You can also use the #1 cans that come with the larger size canned peaches and hold about a quart, for the inside of the stove. The problem with these is that it is harder to extinguish the flame down inside the can, because you don’t have a lid to put on it. This can be overcome, of course. Just don’t singe your arm while doing it.

You could also use something like the “Pirouettes” cookie cans. The problem with these is that you have an extra inch of can. Not a terrible problem.
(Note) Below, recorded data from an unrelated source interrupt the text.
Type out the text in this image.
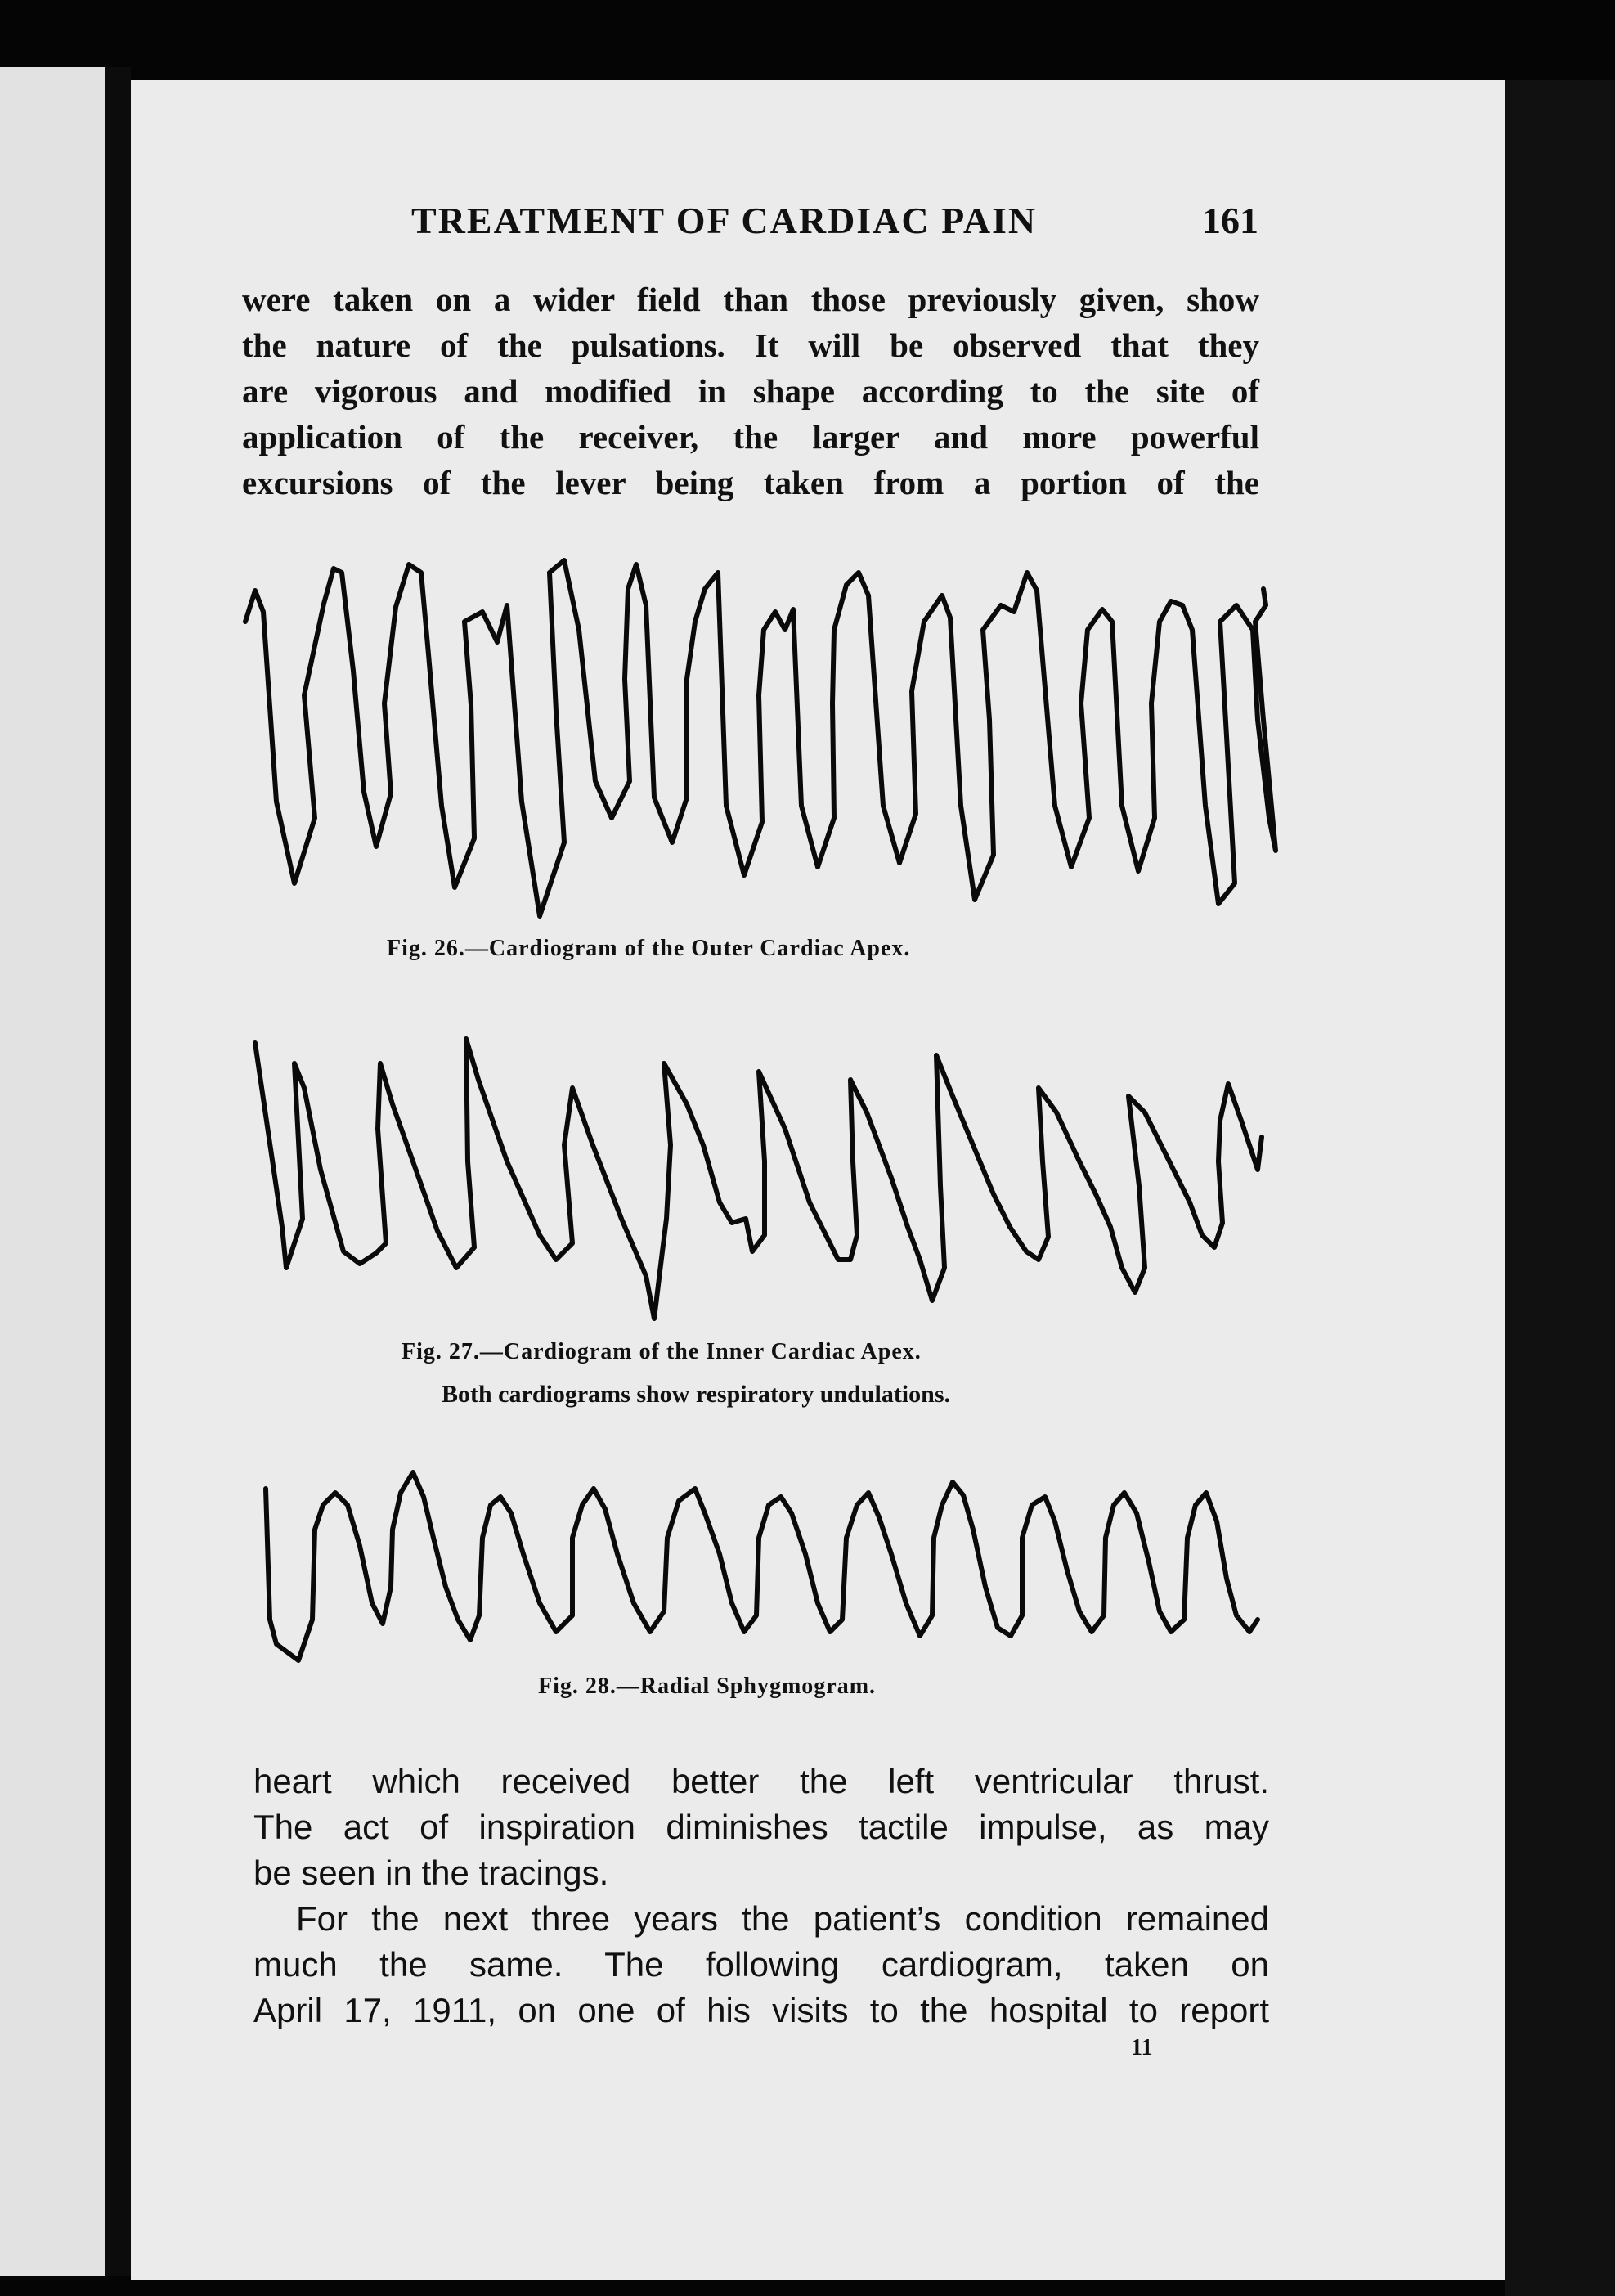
TREATMENT OF CARDIAC PAIN	161
were taken on a wider field than those previously given, show
the nature of the pulsations. It will be observed that they
are vigorous and modified in shape according to the site of
application of the receiver, the larger and more powerful
excursions of the lever being taken from a portion of the
Fig. 26.—Cardiogram of the Outer Cardiac Apex.
Fig. 27.—Cardiogram of the Inner Cardiac Apex.
Both cardiograms show respiratory undulations.
Fig. 28.—Radial Sphygmogram.
heart which received better the left ventricular thrust.
The act of inspiration diminishes tactile impulse, as may
be seen in the tracings.
For the next three years the patient’s condition remained
much the same. The following cardiogram, taken on
April 17, 1911, on one of his visits to the hospital to report
11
If you need more room heat, you could use three #303 cans like you get with canned vegetables, and put all three down inside one of those large $5.00 popcorn cans that you get at Christmas. Don’t forget to put the holes in the sides of the can. You would have to take off more toilet tissue from the roll, and you would have to use a sharp knife to slice off about 1/2 inch of the end of the roll of tissue, so that it would not extend past the top of the smaller can. But it can be done. You then have a nice little warming “furnace” with a lid on the top.

When terrible things happen, people need something simple, dependable and comforting. They need something easy to use and fast. After they have had time to adjust, they can get on with more complex tools and equipment. But for that first little while, an alcohol stove is easy, simple, lightweight and comforting, as well as safe, and it won’t make any harmful fumes.